Stiamo ridendo, forse perché a te piaceva andare sull’altalena e a me no, o forse è perché tu hai detto qualcosa di stupido e io ho riso e tu mi hai seguita. Si, sarà sicuramente così, succede spesso tra di noi.
Lascio stare quello che sto facendo, apro una cartella che ho fatto ieri. Ci sono dentro tutte le foto della macchina fotografica digitale e anche quelle che ho scannerizzato. Ce ne sono molte di me e te insieme, in una siamo vestite bene per un matrimonio, però come foto è vecchia. Tu indossi un abito che era mio, rosa antico, aderente, ricoperto totalmente in pizzo. Adoravo quell’abito, ma non mi stava più e così l’ho lasciato a te. Ricordo che abbiamo passato mezz’ora solo per chiudere la cerniera e appena tornate a casa te lo sei tolta di dosso perché non respiravi più. A me non stava così male, ero riuscita a tirare su la cerniera senza problemi.
Io ho un abito totalmente diverso invece. Ricordo che la mamma voleva farmi mettere qualcosa di diverso, ma io sono testarda e non ci stavo. Misi quell’abito porpora che oggi è nel tuo armadio, quello che mi arrivava alle caviglie e aveva uno scollo a cuore. Non so come facesse a piacermi, cioè, si era bello, ma quello che voleva farmi mettere la mamma era meglio. Era quell’abito color pesca che mi arrivava fino alle ginocchia e che aveva delle belle rose che separavano la gonna dal busto, davvero carino. Anche quello ora ce l’hai tu.
In un'altra foto ci siamo io e te prima di andare a scuola, siamo a casa, sedute sul letto che abbiamo finito di prepararci. Era il tuo primo giorno di scuola. Avevi il mio grembiulino, quello con le coccinelle al posto dei bottoni, mentre io avevo messo la prima cosa trovata in armadio. Avevi i capelli cortissimi che essendo ricci ti facevano un piccolo cespuglio biondo sulla testa. Tenerissima. Per non parlare del fatto che eri molto paffutella.
C’è anche quest’altra foto, dove siamo al  mare. Abbiamo finito di scavare una buca e tu ti ci sei fatta seppellire dentro, sporge solo la testa con i ricci tutti bagnati. Anche lì sei molto carina, devo dire.

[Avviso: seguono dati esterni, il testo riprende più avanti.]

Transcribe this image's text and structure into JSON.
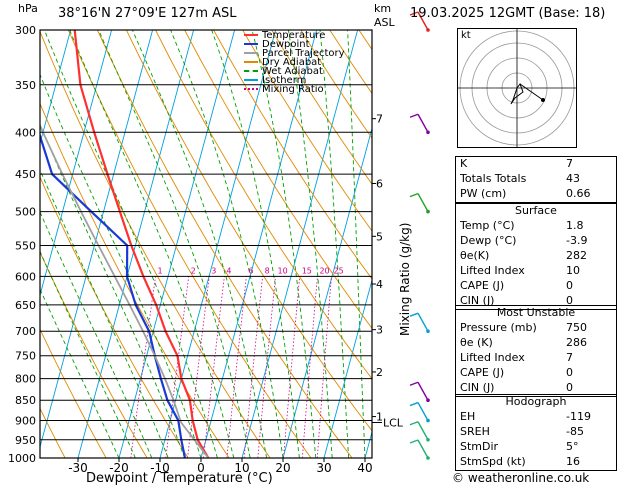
{
  "header": {
    "location": "38°16'N  27°09'E  127m  ASL",
    "datetime": "19.03.2025  12GMT  (Base: 18)",
    "left_unit": "hPa",
    "right_unit_1": "km",
    "right_unit_2": "ASL"
  },
  "footer": {
    "credit": "© weatheronline.co.uk"
  },
  "colors": {
    "temperature": "#ff3030",
    "dewpoint": "#1a3ad8",
    "parcel": "#a0a0a0",
    "dry_adiabat": "#e08a00",
    "wet_adiabat": "#00a000",
    "isotherm": "#00a0e0",
    "mixing_ratio": "#d0008a"
  },
  "chart_data": {
    "type": "line",
    "title": "",
    "xlabel": "Dewpoint / Temperature (°C)",
    "ylabel": "hPa",
    "y2label": "Mixing Ratio (g/kg)",
    "xlim": [
      -40,
      40
    ],
    "ylim": [
      1000,
      300
    ],
    "x_ticks": [
      "-30",
      "-20",
      "-10",
      "0",
      "10",
      "20",
      "30",
      "40"
    ],
    "pressure_levels": [
      300,
      350,
      400,
      450,
      500,
      550,
      600,
      650,
      700,
      750,
      800,
      850,
      900,
      950,
      1000
    ],
    "km_labels": [
      {
        "p": 385,
        "label": "7"
      },
      {
        "p": 462,
        "label": "6"
      },
      {
        "p": 536,
        "label": "5"
      },
      {
        "p": 613,
        "label": "4"
      },
      {
        "p": 697,
        "label": "3"
      },
      {
        "p": 785,
        "label": "2"
      },
      {
        "p": 890,
        "label": "1"
      }
    ],
    "lcl_label": "LCL",
    "lcl_p": 905,
    "mixing_ratio_labels": [
      "1",
      "2",
      "3",
      "4",
      "6",
      "8",
      "10",
      "15",
      "20",
      "25"
    ],
    "legend": [
      "Temperature",
      "Dewpoint",
      "Parcel Trajectory",
      "Dry Adiabat",
      "Wet Adiabat",
      "Isotherm",
      "Mixing Ratio"
    ],
    "series": [
      {
        "name": "Temperature",
        "points": [
          [
            1000,
            1.8
          ],
          [
            950,
            -2
          ],
          [
            900,
            -4.5
          ],
          [
            850,
            -6.5
          ],
          [
            800,
            -10
          ],
          [
            750,
            -12.5
          ],
          [
            700,
            -17
          ],
          [
            650,
            -21
          ],
          [
            600,
            -26
          ],
          [
            550,
            -31
          ],
          [
            500,
            -36
          ],
          [
            450,
            -41.5
          ],
          [
            400,
            -47.5
          ],
          [
            350,
            -54
          ],
          [
            300,
            -59
          ]
        ]
      },
      {
        "name": "Dewpoint",
        "points": [
          [
            1000,
            -3.9
          ],
          [
            950,
            -6
          ],
          [
            900,
            -8
          ],
          [
            850,
            -12
          ],
          [
            800,
            -15
          ],
          [
            750,
            -18
          ],
          [
            700,
            -21
          ],
          [
            650,
            -26
          ],
          [
            600,
            -30
          ],
          [
            550,
            -32
          ],
          [
            500,
            -43
          ],
          [
            450,
            -55
          ],
          [
            400,
            -61
          ],
          [
            350,
            -64
          ],
          [
            300,
            -70
          ]
        ]
      },
      {
        "name": "Parcel Trajectory",
        "points": [
          [
            1000,
            1.8
          ],
          [
            950,
            -2.8
          ],
          [
            905,
            -7.2
          ],
          [
            850,
            -10.5
          ],
          [
            800,
            -14
          ],
          [
            750,
            -18
          ],
          [
            700,
            -22.5
          ],
          [
            650,
            -27.5
          ],
          [
            600,
            -33
          ],
          [
            550,
            -39
          ],
          [
            500,
            -45.5
          ],
          [
            450,
            -52.5
          ],
          [
            400,
            -60
          ],
          [
            350,
            -68
          ],
          [
            300,
            -76
          ]
        ]
      }
    ]
  },
  "hodograph": {
    "label": "kt"
  },
  "indices": {
    "k": {
      "label": "K",
      "value": "7"
    },
    "tt": {
      "label": "Totals Totals",
      "value": "43"
    },
    "pw": {
      "label": "PW (cm)",
      "value": "0.66"
    }
  },
  "surface": {
    "title": "Surface",
    "rows": [
      {
        "label": "Temp (°C)",
        "value": "1.8"
      },
      {
        "label": "Dewp (°C)",
        "value": "-3.9"
      },
      {
        "label": "θe(K)",
        "value": "282"
      },
      {
        "label": "Lifted Index",
        "value": "10"
      },
      {
        "label": "CAPE (J)",
        "value": "0"
      },
      {
        "label": "CIN (J)",
        "value": "0"
      }
    ]
  },
  "most_unstable": {
    "title": "Most Unstable",
    "rows": [
      {
        "label": "Pressure (mb)",
        "value": "750"
      },
      {
        "label": "θe (K)",
        "value": "286"
      },
      {
        "label": "Lifted Index",
        "value": "7"
      },
      {
        "label": "CAPE (J)",
        "value": "0"
      },
      {
        "label": "CIN (J)",
        "value": "0"
      }
    ]
  },
  "hodograph_table": {
    "title": "Hodograph",
    "rows": [
      {
        "label": "EH",
        "value": "-119"
      },
      {
        "label": "SREH",
        "value": "-85"
      },
      {
        "label": "StmDir",
        "value": "5°"
      },
      {
        "label": "StmSpd (kt)",
        "value": "16"
      }
    ]
  }
}
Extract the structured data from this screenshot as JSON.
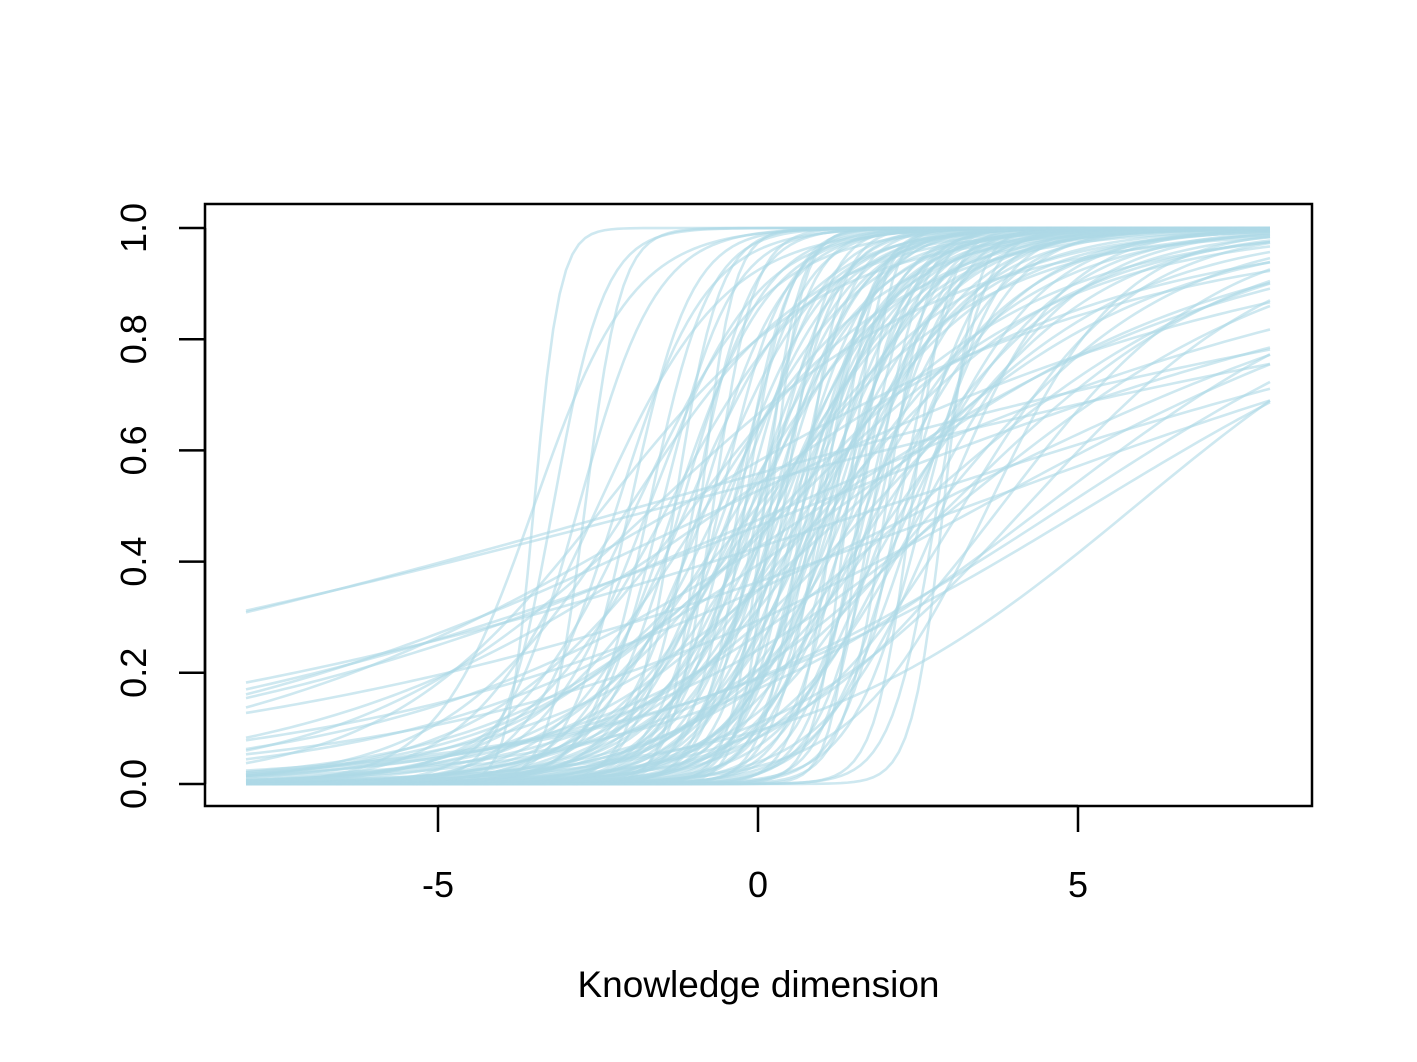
{
  "chart_data": {
    "type": "line",
    "title": "",
    "xlabel": "Knowledge dimension",
    "ylabel": "",
    "xlim": [
      -8,
      8
    ],
    "ylim": [
      0,
      1
    ],
    "x_ticks": [
      -5,
      0,
      5
    ],
    "x_tick_labels": [
      "-5",
      "0",
      "5"
    ],
    "y_ticks": [
      0,
      0.2,
      0.4,
      0.6,
      0.8,
      1
    ],
    "y_tick_labels": [
      "0.0",
      "0.2",
      "0.4",
      "0.6",
      "0.8",
      "1.0"
    ],
    "grid": false,
    "legend": "none",
    "line_color": "#add8e6",
    "line_alpha": 0.6,
    "curve_model": "logistic item characteristic curves",
    "curves": [
      {
        "a": 0.13,
        "b": -1.8
      },
      {
        "a": 0.17,
        "b": 3.3
      },
      {
        "a": 0.15,
        "b": 2.0
      },
      {
        "a": 0.2,
        "b": 0.5
      },
      {
        "a": 0.22,
        "b": -0.5
      },
      {
        "a": 0.25,
        "b": 3.5
      },
      {
        "a": 0.28,
        "b": 5.2
      },
      {
        "a": 0.3,
        "b": 1.0
      },
      {
        "a": 0.32,
        "b": -0.5
      },
      {
        "a": 0.3,
        "b": 4.8
      },
      {
        "a": 0.35,
        "b": 4.5
      },
      {
        "a": 0.38,
        "b": 5.9
      },
      {
        "a": 0.4,
        "b": 2.5
      },
      {
        "a": 0.42,
        "b": 1.5
      },
      {
        "a": 0.45,
        "b": 0.5
      },
      {
        "a": 0.45,
        "b": 3.0
      },
      {
        "a": 0.5,
        "b": 4.2
      },
      {
        "a": 0.5,
        "b": 1.8
      },
      {
        "a": 0.55,
        "b": 0.0
      },
      {
        "a": 0.55,
        "b": 2.8
      },
      {
        "a": 0.6,
        "b": 3.8
      },
      {
        "a": 0.6,
        "b": -1.0
      },
      {
        "a": 0.65,
        "b": 1.2
      },
      {
        "a": 0.65,
        "b": 2.2
      },
      {
        "a": 0.7,
        "b": -2.0
      },
      {
        "a": 0.7,
        "b": 0.8
      },
      {
        "a": 0.75,
        "b": 3.2
      },
      {
        "a": 0.75,
        "b": -0.3
      },
      {
        "a": 0.8,
        "b": 1.6
      },
      {
        "a": 0.8,
        "b": 0.2
      },
      {
        "a": 0.85,
        "b": 2.6
      },
      {
        "a": 0.85,
        "b": -1.4
      },
      {
        "a": 0.9,
        "b": 0.6
      },
      {
        "a": 0.9,
        "b": 1.9
      },
      {
        "a": 0.95,
        "b": -0.6
      },
      {
        "a": 0.95,
        "b": 3.6
      },
      {
        "a": 1.0,
        "b": 1.0
      },
      {
        "a": 1.0,
        "b": -2.5
      },
      {
        "a": 1.0,
        "b": 2.4
      },
      {
        "a": 1.05,
        "b": 0.3
      },
      {
        "a": 1.05,
        "b": -1.1
      },
      {
        "a": 1.1,
        "b": 1.4
      },
      {
        "a": 1.1,
        "b": 0.0
      },
      {
        "a": 1.1,
        "b": 2.9
      },
      {
        "a": 1.15,
        "b": -0.8
      },
      {
        "a": 1.15,
        "b": 0.9
      },
      {
        "a": 1.2,
        "b": 1.7
      },
      {
        "a": 1.2,
        "b": -1.7
      },
      {
        "a": 1.2,
        "b": 0.4
      },
      {
        "a": 1.25,
        "b": 2.1
      },
      {
        "a": 1.25,
        "b": -0.4
      },
      {
        "a": 1.3,
        "b": 1.1
      },
      {
        "a": 1.3,
        "b": -3.5
      },
      {
        "a": 1.35,
        "b": 0.7
      },
      {
        "a": 1.35,
        "b": -1.3
      },
      {
        "a": 1.4,
        "b": 1.5
      },
      {
        "a": 1.4,
        "b": -0.1
      },
      {
        "a": 1.45,
        "b": 2.5
      },
      {
        "a": 1.45,
        "b": -2.2
      },
      {
        "a": 1.5,
        "b": 0.2
      },
      {
        "a": 1.5,
        "b": 1.2
      },
      {
        "a": 1.55,
        "b": -0.9
      },
      {
        "a": 1.6,
        "b": 1.8
      },
      {
        "a": 1.6,
        "b": 0.5
      },
      {
        "a": 1.65,
        "b": -2.8
      },
      {
        "a": 1.7,
        "b": 0.9
      },
      {
        "a": 1.75,
        "b": -0.2
      },
      {
        "a": 1.8,
        "b": 1.3
      },
      {
        "a": 1.8,
        "b": 2.6
      },
      {
        "a": 1.85,
        "b": -1.5
      },
      {
        "a": 1.9,
        "b": 0.1
      },
      {
        "a": 1.95,
        "b": 1.7
      },
      {
        "a": 2.0,
        "b": -0.6
      },
      {
        "a": 2.0,
        "b": 0.8
      },
      {
        "a": 2.1,
        "b": 1.9
      },
      {
        "a": 2.1,
        "b": -2.0
      },
      {
        "a": 2.2,
        "b": 0.3
      },
      {
        "a": 2.2,
        "b": 1.4
      },
      {
        "a": 2.3,
        "b": -1.0
      },
      {
        "a": 2.3,
        "b": 2.2
      },
      {
        "a": 2.4,
        "b": 0.6
      },
      {
        "a": 2.5,
        "b": -3.2
      },
      {
        "a": 2.5,
        "b": 1.6
      },
      {
        "a": 2.6,
        "b": -0.3
      },
      {
        "a": 2.7,
        "b": 1.0
      },
      {
        "a": 2.8,
        "b": 2.8
      },
      {
        "a": 2.9,
        "b": -1.3
      },
      {
        "a": 3.0,
        "b": 0.4
      },
      {
        "a": 3.0,
        "b": 2.0
      },
      {
        "a": 3.2,
        "b": -0.7
      },
      {
        "a": 3.3,
        "b": 1.2
      },
      {
        "a": 3.5,
        "b": 2.4
      },
      {
        "a": 3.6,
        "b": -2.7
      },
      {
        "a": 3.8,
        "b": 0.1
      },
      {
        "a": 4.0,
        "b": -0.9
      },
      {
        "a": 4.0,
        "b": 2.9
      },
      {
        "a": 4.5,
        "b": 1.6
      },
      {
        "a": 5.0,
        "b": -3.5
      },
      {
        "a": 0.12,
        "b": -1.4
      },
      {
        "a": 0.18,
        "b": 0.8
      },
      {
        "a": 0.23,
        "b": 2.7
      },
      {
        "a": 0.27,
        "b": -1.2
      },
      {
        "a": 0.33,
        "b": 1.3
      },
      {
        "a": 0.37,
        "b": 3.1
      },
      {
        "a": 0.43,
        "b": -1.6
      },
      {
        "a": 0.48,
        "b": 0.4
      },
      {
        "a": 0.53,
        "b": 1.1
      },
      {
        "a": 0.58,
        "b": -2.4
      },
      {
        "a": 0.63,
        "b": 0.1
      },
      {
        "a": 0.68,
        "b": 2.0
      },
      {
        "a": 0.73,
        "b": -0.8
      },
      {
        "a": 0.78,
        "b": 0.9
      },
      {
        "a": 0.83,
        "b": 2.3
      },
      {
        "a": 0.88,
        "b": -0.1
      },
      {
        "a": 0.93,
        "b": 1.2
      },
      {
        "a": 0.98,
        "b": -1.9
      },
      {
        "a": 1.08,
        "b": 0.5
      },
      {
        "a": 1.18,
        "b": 1.3
      },
      {
        "a": 1.28,
        "b": -0.5
      },
      {
        "a": 1.38,
        "b": 0.0
      },
      {
        "a": 1.48,
        "b": 1.0
      },
      {
        "a": 1.58,
        "b": -1.2
      },
      {
        "a": 1.68,
        "b": 2.3
      },
      {
        "a": 1.78,
        "b": 0.7
      },
      {
        "a": 1.88,
        "b": -0.4
      },
      {
        "a": 1.98,
        "b": 1.1
      },
      {
        "a": 2.15,
        "b": -1.7
      },
      {
        "a": 2.35,
        "b": 0.9
      },
      {
        "a": 2.55,
        "b": 0.0
      },
      {
        "a": 2.75,
        "b": 1.8
      },
      {
        "a": 2.95,
        "b": -0.2
      },
      {
        "a": 3.4,
        "b": 0.7
      },
      {
        "a": 3.9,
        "b": 1.4
      },
      {
        "a": 4.2,
        "b": 0.2
      },
      {
        "a": 1.0,
        "b": -0.2
      },
      {
        "a": 1.3,
        "b": 0.6
      },
      {
        "a": 1.6,
        "b": 0.3
      },
      {
        "a": 0.9,
        "b": 0.3
      }
    ]
  }
}
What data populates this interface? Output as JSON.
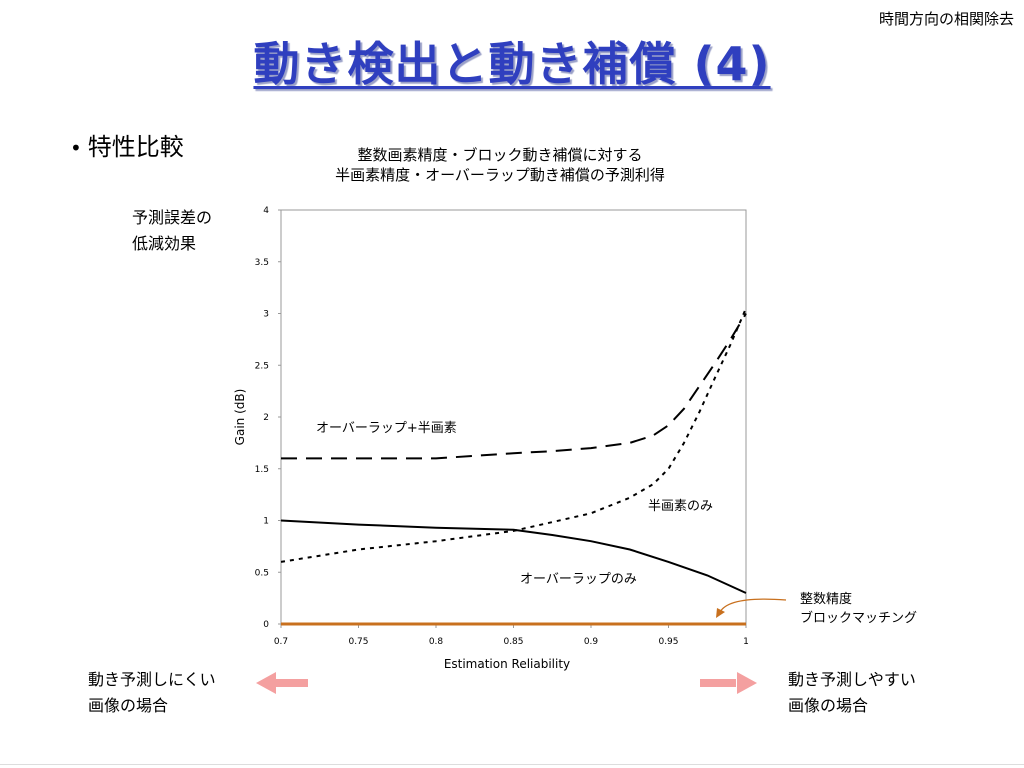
{
  "corner_label": "時間方向の相関除去",
  "slide_title": "動き検出と動き補償 (4)",
  "bullet": "特性比較",
  "chart_title_line1": "整数画素精度・ブロック動き補償に対する",
  "chart_title_line2": "半画素精度・オーバーラップ動き補償の予測利得",
  "y_caption_line1": "予測誤差の",
  "y_caption_line2": "低減効果",
  "left_caption_line1": "動き予測しにくい",
  "left_caption_line2": "画像の場合",
  "right_caption_line1": "動き予測しやすい",
  "right_caption_line2": "画像の場合",
  "baseline_annotation_line1": "整数精度",
  "baseline_annotation_line2": "ブロックマッチング",
  "colors": {
    "title": "#2f3fbf",
    "baseline": "#c8701e",
    "arrow": "#f4a0a0"
  },
  "chart_data": {
    "type": "line",
    "xlabel": "Estimation Reliability",
    "ylabel": "Gain (dB)",
    "xlim": [
      0.7,
      1.0
    ],
    "ylim": [
      0,
      4
    ],
    "x_ticks": [
      "0.7",
      "0.75",
      "0.8",
      "0.85",
      "0.9",
      "0.95",
      "1"
    ],
    "y_ticks": [
      "0",
      "0.5",
      "1",
      "1.5",
      "2",
      "2.5",
      "3",
      "3.5",
      "4"
    ],
    "series": [
      {
        "name": "オーバーラップ+半画素",
        "style": "dashed",
        "x": [
          0.7,
          0.75,
          0.8,
          0.85,
          0.875,
          0.9,
          0.925,
          0.94,
          0.95,
          0.96,
          0.97,
          0.98,
          0.99,
          1.0
        ],
        "y": [
          1.6,
          1.6,
          1.6,
          1.65,
          1.67,
          1.7,
          1.75,
          1.82,
          1.92,
          2.08,
          2.3,
          2.52,
          2.75,
          3.0
        ]
      },
      {
        "name": "半画素のみ",
        "style": "dotted",
        "x": [
          0.7,
          0.75,
          0.8,
          0.85,
          0.9,
          0.925,
          0.94,
          0.95,
          0.96,
          0.97,
          0.98,
          0.99,
          1.0
        ],
        "y": [
          0.6,
          0.72,
          0.8,
          0.9,
          1.07,
          1.22,
          1.35,
          1.5,
          1.75,
          2.05,
          2.38,
          2.7,
          3.05
        ]
      },
      {
        "name": "オーバーラップのみ",
        "style": "solid",
        "x": [
          0.7,
          0.75,
          0.8,
          0.85,
          0.875,
          0.9,
          0.925,
          0.95,
          0.975,
          1.0
        ],
        "y": [
          1.0,
          0.96,
          0.93,
          0.91,
          0.86,
          0.8,
          0.72,
          0.6,
          0.47,
          0.3
        ]
      },
      {
        "name": "整数精度 ブロックマッチング",
        "style": "baseline",
        "x": [
          0.7,
          1.0
        ],
        "y": [
          0.0,
          0.0
        ]
      }
    ]
  }
}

Suonano il campanello alla porta, odio quel suono, ma devo andare ad aprire lo stesso.
Apro e chi mi ritrovo davanti? I testimoni di Geova. Gli dondola la collana buddista davanti agli occhi e chiudo sonoramente la porta, vengono tipo una volta a settimana e mi parlano di cose per cui non provo il minimo interesse, ho cominciato a sbattergli la porta in faccia da poco. Spero che la smettano di venire. Non ho niente contro di loro, solo che odio essere disturbata così, senza motivo, solo perché un altro vuole espormi le sue idee. Quando vorrò saperle, andrò a chiedergliele, ma fino ad allora, spero che capiscano che una porta in faccia significa che non devono tornare.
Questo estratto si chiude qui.